I was praying Psalm 126 this morning and my spirit began to speak thanks to God for the season of weeping, crying, deconstructing, dying to self. It was a hard season, it felt like a long season, over 10 years for me, but today with an honest heart I was thanking the Lord for that season. I realized, based on what the psalmist said, if you have not had this season in your life, then you have not sown those seeds yet. This season was not because of secret sin I could not get over, some huge mistakes I made and I was remorseful, no this was a season designed by God, for He sees the end the from the beginning. It was a season of sowing.
Psalm 126 says, “Those who sow in tears shall reap with joyful shouting. He who goes to and fro weeping, carrying his bag of seed, Shall indeed come again with a shout of joy, bringing his sheaves with him.”
Joy is the harvest of a season of sowing in tears. Shouts come from a heart that has seen the Lord in the darkest nights of the soul.
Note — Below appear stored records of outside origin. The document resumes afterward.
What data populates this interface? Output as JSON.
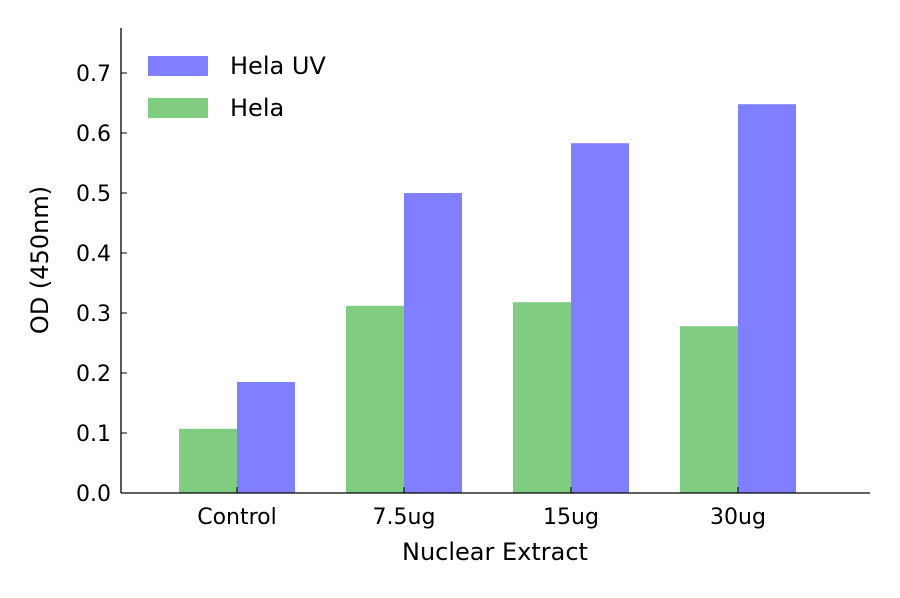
{
  "chart_data": {
    "type": "bar",
    "title": "",
    "xlabel": "Nuclear Extract",
    "ylabel": "OD (450nm)",
    "categories": [
      "Control",
      "7.5ug",
      "15ug",
      "30ug"
    ],
    "series": [
      {
        "name": "Hela",
        "color": "#80cc80",
        "values": [
          0.107,
          0.312,
          0.318,
          0.278
        ]
      },
      {
        "name": "Hela UV",
        "color": "#7f7fff",
        "values": [
          0.185,
          0.5,
          0.583,
          0.648
        ]
      }
    ],
    "ylim": [
      0,
      0.775
    ],
    "yticks": [
      "0.0",
      "0.1",
      "0.2",
      "0.3",
      "0.4",
      "0.5",
      "0.6",
      "0.7"
    ],
    "grid": false,
    "legend": {
      "placement": "top-left",
      "entries": [
        "Hela UV",
        "Hela"
      ]
    }
  }
}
Sheaves are in our arms because we did not quit when we wanted out of that season of sowing. I did not get invited into that season with an announcement that it would be the hardest season of my life, but with an invitation from the Lord to walk with Him, to obey Him into the valley, to continue with Him when I had nothing, literally, when I thought I was going to die, but the living God, the word of God and the people of God who He sent to walk with me, never let me quit. Song of Solomon is about the Shunamite who started out closed off to love, but ended with a heart that was receiving and giving love like she never thought possible. This is what this season was about.
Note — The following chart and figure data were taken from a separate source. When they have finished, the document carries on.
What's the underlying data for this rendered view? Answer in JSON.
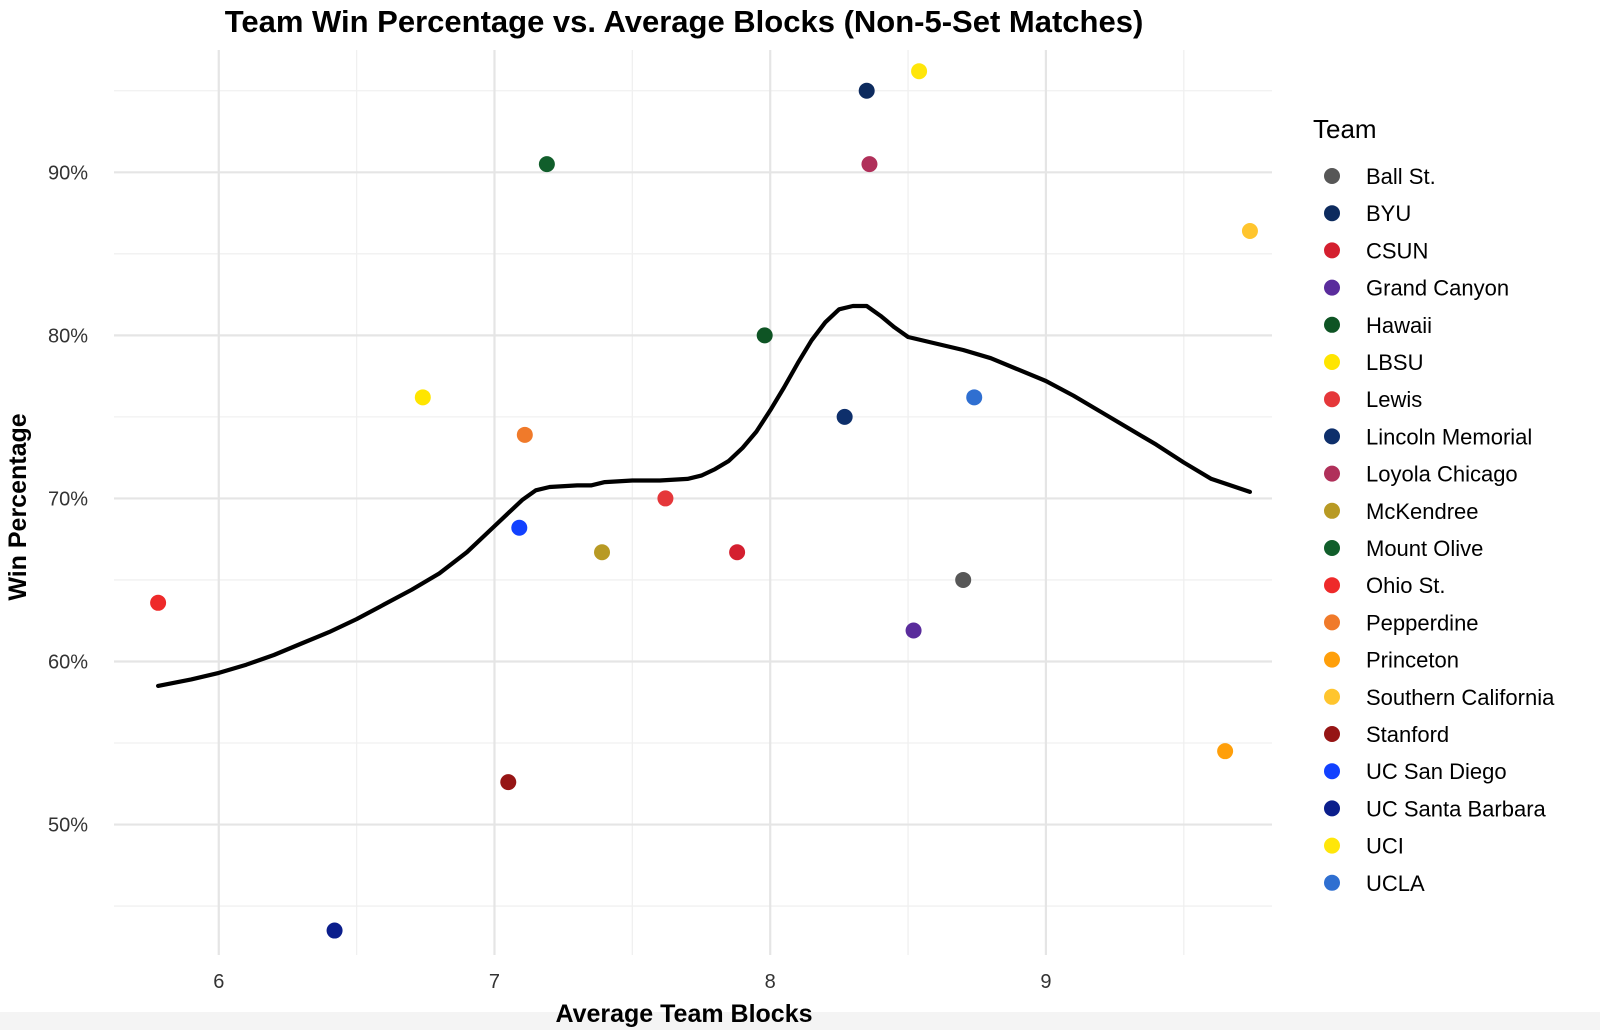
{
  "chart_data": {
    "type": "scatter",
    "title": "Team Win Percentage vs. Average Blocks (Non-5-Set Matches)",
    "xlabel": "Average Team Blocks",
    "ylabel": "Win Percentage",
    "xlim": [
      5.62,
      9.82
    ],
    "ylim": [
      0.42,
      0.975
    ],
    "x_ticks": [
      6,
      7,
      8,
      9
    ],
    "x_tick_labels": [
      "6",
      "7",
      "8",
      "9"
    ],
    "y_ticks": [
      0.5,
      0.6,
      0.7,
      0.8,
      0.9
    ],
    "y_tick_labels": [
      "50%",
      "60%",
      "70%",
      "80%",
      "90%"
    ],
    "grid": true,
    "legend": {
      "title": "Team",
      "placement": "right",
      "entries": [
        {
          "name": "Ball St.",
          "color": "#575757"
        },
        {
          "name": "BYU",
          "color": "#0d2b5e"
        },
        {
          "name": "CSUN",
          "color": "#d41f2f"
        },
        {
          "name": "Grand Canyon",
          "color": "#5a2c9c"
        },
        {
          "name": "Hawaii",
          "color": "#0e5424"
        },
        {
          "name": "LBSU",
          "color": "#ffe500"
        },
        {
          "name": "Lewis",
          "color": "#e5373a"
        },
        {
          "name": "Lincoln Memorial",
          "color": "#0e2f6b"
        },
        {
          "name": "Loyola Chicago",
          "color": "#b0305a"
        },
        {
          "name": "McKendree",
          "color": "#b89a24"
        },
        {
          "name": "Mount Olive",
          "color": "#115e2b"
        },
        {
          "name": "Ohio St.",
          "color": "#ee2a2a"
        },
        {
          "name": "Pepperdine",
          "color": "#f07a2a"
        },
        {
          "name": "Princeton",
          "color": "#ff9f0a"
        },
        {
          "name": "Southern California",
          "color": "#ffc52e"
        },
        {
          "name": "Stanford",
          "color": "#961515"
        },
        {
          "name": "UC San Diego",
          "color": "#1241ff"
        },
        {
          "name": "UC Santa Barbara",
          "color": "#0b1e8c"
        },
        {
          "name": "UCI",
          "color": "#ffe60a"
        },
        {
          "name": "UCLA",
          "color": "#2f6fd1"
        }
      ]
    },
    "points": [
      {
        "team": "Ball St.",
        "x": 8.7,
        "y": 0.65
      },
      {
        "team": "BYU",
        "x": 8.35,
        "y": 0.95
      },
      {
        "team": "CSUN",
        "x": 7.88,
        "y": 0.667
      },
      {
        "team": "Grand Canyon",
        "x": 8.52,
        "y": 0.619
      },
      {
        "team": "Hawaii",
        "x": 7.98,
        "y": 0.8
      },
      {
        "team": "LBSU",
        "x": 6.74,
        "y": 0.762
      },
      {
        "team": "Lewis",
        "x": 7.62,
        "y": 0.7
      },
      {
        "team": "Lincoln Memorial",
        "x": 8.27,
        "y": 0.75
      },
      {
        "team": "Loyola Chicago",
        "x": 8.36,
        "y": 0.905
      },
      {
        "team": "McKendree",
        "x": 7.39,
        "y": 0.667
      },
      {
        "team": "Mount Olive",
        "x": 7.19,
        "y": 0.905
      },
      {
        "team": "Ohio St.",
        "x": 5.78,
        "y": 0.636
      },
      {
        "team": "Pepperdine",
        "x": 7.11,
        "y": 0.739
      },
      {
        "team": "Princeton",
        "x": 9.65,
        "y": 0.545
      },
      {
        "team": "Southern California",
        "x": 9.74,
        "y": 0.864
      },
      {
        "team": "Stanford",
        "x": 7.05,
        "y": 0.526
      },
      {
        "team": "UC San Diego",
        "x": 7.09,
        "y": 0.682
      },
      {
        "team": "UC Santa Barbara",
        "x": 6.42,
        "y": 0.435
      },
      {
        "team": "UCI",
        "x": 8.54,
        "y": 0.962
      },
      {
        "team": "UCLA",
        "x": 8.74,
        "y": 0.762
      }
    ],
    "trend_line": {
      "type": "loess",
      "color": "#000000",
      "x": [
        5.78,
        5.9,
        6.0,
        6.1,
        6.2,
        6.3,
        6.4,
        6.5,
        6.6,
        6.7,
        6.8,
        6.9,
        7.0,
        7.1,
        7.15,
        7.2,
        7.3,
        7.35,
        7.4,
        7.5,
        7.6,
        7.7,
        7.75,
        7.8,
        7.85,
        7.9,
        7.95,
        8.0,
        8.05,
        8.1,
        8.15,
        8.2,
        8.25,
        8.3,
        8.35,
        8.4,
        8.45,
        8.5,
        8.6,
        8.7,
        8.8,
        8.9,
        9.0,
        9.1,
        9.2,
        9.3,
        9.4,
        9.5,
        9.6,
        9.74
      ],
      "y": [
        0.585,
        0.589,
        0.593,
        0.598,
        0.604,
        0.611,
        0.618,
        0.626,
        0.635,
        0.644,
        0.654,
        0.667,
        0.683,
        0.699,
        0.705,
        0.707,
        0.708,
        0.708,
        0.71,
        0.711,
        0.711,
        0.712,
        0.714,
        0.718,
        0.723,
        0.731,
        0.741,
        0.754,
        0.768,
        0.783,
        0.797,
        0.808,
        0.816,
        0.818,
        0.818,
        0.812,
        0.805,
        0.799,
        0.795,
        0.791,
        0.786,
        0.779,
        0.772,
        0.763,
        0.753,
        0.743,
        0.733,
        0.722,
        0.712,
        0.704
      ]
    }
  }
}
Tears fell as I learned to trust Him. I did not know at that time those tears were seeds. I never did it for anything but Him. Obedience was the motivation, not a harvest, not a ministry, not money, nothing. Once you really meet Him, really know Him, really see Him, nothing else matters. He is truly all I want, all I ever needed. But now the tears are gone and the joy has come, I smile a lot, I feel alive again and I am thankful for the season of sowing in tears.